Background: Organic “nitro” compounds such as nitroglycerine, isosorbide dinitrate are
useful in the control of chest pain in acute coronary syndrome. But the mechanism of it in pain
regulation remains speculative. Here, increase of NO production was investigated by the possible
regulation of constitutive nitric oxide synthase (cNOS) function from goat arterial endothelial cells.
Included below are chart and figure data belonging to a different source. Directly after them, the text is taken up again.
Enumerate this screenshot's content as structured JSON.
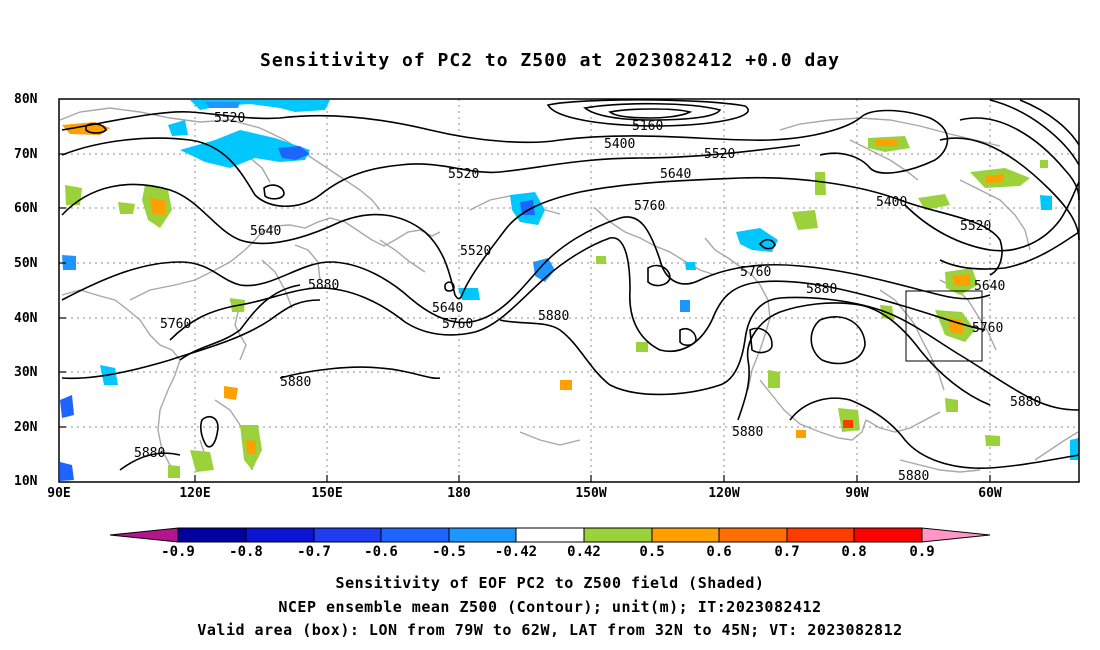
{
  "title": "Sensitivity of PC2 to Z500 at 2023082412 +0.0 day",
  "map": {
    "lat_labels": [
      "80N",
      "70N",
      "60N",
      "50N",
      "40N",
      "30N",
      "20N",
      "10N"
    ],
    "lon_labels": [
      "90E",
      "120E",
      "150E",
      "180",
      "150W",
      "120W",
      "90W",
      "60W"
    ],
    "contour_labels": [
      "5520",
      "5160",
      "5400",
      "5520",
      "5520",
      "5640",
      "5760",
      "5400",
      "5520",
      "5640",
      "5520",
      "5880",
      "5640",
      "5760",
      "5760",
      "5760",
      "5880",
      "5880",
      "5640",
      "5760",
      "5880",
      "5880",
      "5880",
      "5880"
    ],
    "valid_box": {
      "lon_range": [
        "79W",
        "62W"
      ],
      "lat_range": [
        "32N",
        "45N"
      ]
    }
  },
  "colorbar": {
    "labels": [
      "-0.9",
      "-0.8",
      "-0.7",
      "-0.6",
      "-0.5",
      "-0.42",
      "0.42",
      "0.5",
      "0.6",
      "0.7",
      "0.8",
      "0.9"
    ],
    "colors": [
      "#b4148c",
      "#0000a0",
      "#0a14d2",
      "#1e3cf0",
      "#1e64ff",
      "#1e96ff",
      "#00c8ff",
      "#ffffff",
      "#9bd23c",
      "#ffa000",
      "#ff6e00",
      "#ff3c00",
      "#ff0000",
      "#ff96c8"
    ]
  },
  "captions": {
    "line1": "Sensitivity of EOF PC2 to Z500 field (Shaded)",
    "line2": "NCEP ensemble mean Z500 (Contour); unit(m); IT:2023082412",
    "line3": "Valid area (box): LON from 79W to 62W, LAT from 32N to 45N; VT: 2023082812"
  }
}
This protein was purified and sequence wise characterized as protein disulfide isomerase (PDI) in
response to different nitro compounds.
Method: The NO generating protein was isolated from arterial endothelial cells and prepared to
homogeneity. NO was determined by methemoglobin method. Protein sequence was analyzed by
Results: A protein of Mr. ~57 kDa was isolated and found to be activated by not only “nitro” compounds
but also by acetyl salicylic acid, insulin and glucose. The global BLAST of the protein sequence
showed a significant alignment of the protein sequence with PDI. This protein trivially
called pluri activator stimulated endothelial NOS (PLASENOS). The enzyme was stimulated by the
above-mentioned activators in the presence of Ca2+. Lineweaver-Burk plot of this NOS like activities
were demonstrated with its specific substrate l-arginine as Vmax = 5(nmol NO/mg of protein/hr)
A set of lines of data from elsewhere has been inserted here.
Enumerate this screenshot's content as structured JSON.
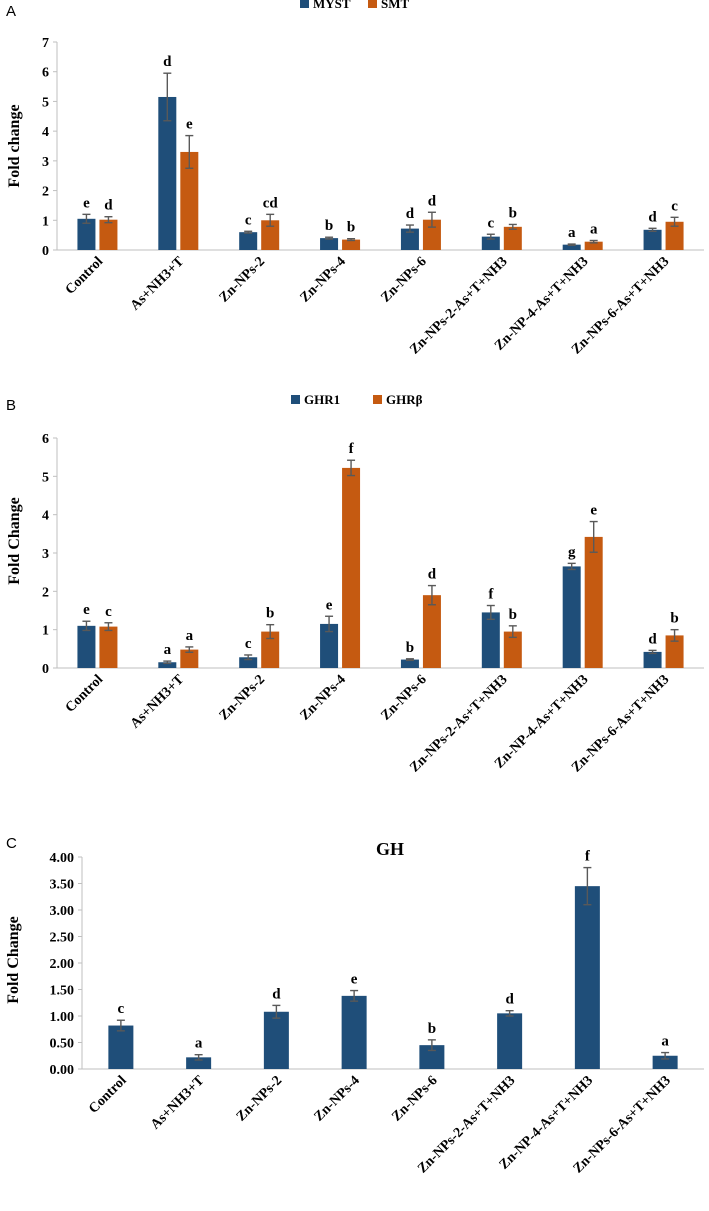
{
  "chart_data": [
    {
      "type": "bar",
      "panel": "A",
      "title": "",
      "ylabel": "Fold change",
      "xlabel": "",
      "ylim": [
        0,
        7
      ],
      "yticks": [
        "0",
        "1",
        "2",
        "3",
        "4",
        "5",
        "6",
        "7"
      ],
      "grid": false,
      "legend": "top-center",
      "categories": [
        "Control",
        "As+NH3+T",
        "Zn-NPs-2",
        "Zn-NPs-4",
        "Zn-NPs-6",
        "Zn-NPs-2-As+T+NH3",
        "Zn-NP-4-As+T+NH3",
        "Zn-NPs-6-As+T+NH3"
      ],
      "series": [
        {
          "name": "MYST",
          "color": "#1f4e79",
          "values": [
            1.05,
            5.15,
            0.6,
            0.4,
            0.72,
            0.45,
            0.18,
            0.68
          ],
          "errors": [
            0.15,
            0.8,
            0.03,
            0.03,
            0.12,
            0.08,
            0.02,
            0.05
          ],
          "labels": [
            "e",
            "d",
            "c",
            "b",
            "d",
            "c",
            "a",
            "d"
          ]
        },
        {
          "name": "SMT",
          "color": "#c55a11",
          "values": [
            1.02,
            3.3,
            1.0,
            0.35,
            1.02,
            0.78,
            0.28,
            0.95
          ],
          "errors": [
            0.1,
            0.55,
            0.2,
            0.03,
            0.25,
            0.08,
            0.04,
            0.15
          ],
          "labels": [
            "d",
            "e",
            "cd",
            "b",
            "d",
            "b",
            "a",
            "c"
          ]
        }
      ]
    },
    {
      "type": "bar",
      "panel": "B",
      "title": "",
      "ylabel": "Fold Change",
      "xlabel": "",
      "ylim": [
        0,
        6
      ],
      "yticks": [
        "0",
        "1",
        "2",
        "3",
        "4",
        "5",
        "6"
      ],
      "grid": false,
      "legend": "top-center",
      "categories": [
        "Control",
        "As+NH3+T",
        "Zn-NPs-2",
        "Zn-NPs-4",
        "Zn-NPs-6",
        "Zn-NPs-2-As+T+NH3",
        "Zn-NP-4-As+T+NH3",
        "Zn-NPs-6-As+T+NH3"
      ],
      "series": [
        {
          "name": "GHR1",
          "color": "#1f4e79",
          "values": [
            1.1,
            0.15,
            0.28,
            1.15,
            0.22,
            1.45,
            2.65,
            0.42
          ],
          "errors": [
            0.12,
            0.03,
            0.06,
            0.2,
            0.02,
            0.18,
            0.08,
            0.04
          ],
          "labels": [
            "e",
            "a",
            "c",
            "e",
            "b",
            "f",
            "g",
            "d"
          ]
        },
        {
          "name": "GHRβ",
          "color": "#c55a11",
          "values": [
            1.08,
            0.48,
            0.95,
            5.22,
            1.9,
            0.95,
            3.42,
            0.85
          ],
          "errors": [
            0.1,
            0.07,
            0.18,
            0.2,
            0.25,
            0.15,
            0.4,
            0.15
          ],
          "labels": [
            "c",
            "a",
            "b",
            "f",
            "d",
            "b",
            "e",
            "b"
          ]
        }
      ]
    },
    {
      "type": "bar",
      "panel": "C",
      "title": "GH",
      "ylabel": "Fold Change",
      "xlabel": "",
      "ylim": [
        0,
        4
      ],
      "yticks": [
        "0.00",
        "0.50",
        "1.00",
        "1.50",
        "2.00",
        "2.50",
        "3.00",
        "3.50",
        "4.00"
      ],
      "grid": false,
      "legend": "none",
      "categories": [
        "Control",
        "As+NH3+T",
        "Zn-NPs-2",
        "Zn-NPs-4",
        "Zn-NPs-6",
        "Zn-NPs-2-As+T+NH3",
        "Zn-NP-4-As+T+NH3",
        "Zn-NPs-6-As+T+NH3"
      ],
      "series": [
        {
          "name": "GH",
          "color": "#1f4e79",
          "values": [
            0.82,
            0.22,
            1.08,
            1.38,
            0.45,
            1.05,
            3.45,
            0.25
          ],
          "errors": [
            0.1,
            0.05,
            0.12,
            0.1,
            0.1,
            0.05,
            0.35,
            0.06
          ],
          "labels": [
            "c",
            "a",
            "d",
            "e",
            "b",
            "d",
            "f",
            "a"
          ]
        }
      ]
    }
  ]
}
and Km≈ 0.5µM by the above activators. The enzyme activity was inhibited by the l-NAME, the
specific inhibitor of NOS.
Conclusion: The organic nitro compounds, acetyl salicylic acid, insulin and glucose were found to
activate PLASENOS in the arterial endothelial cells for a continuous supply of NO to control the
chest pain in acute coronary syndrome.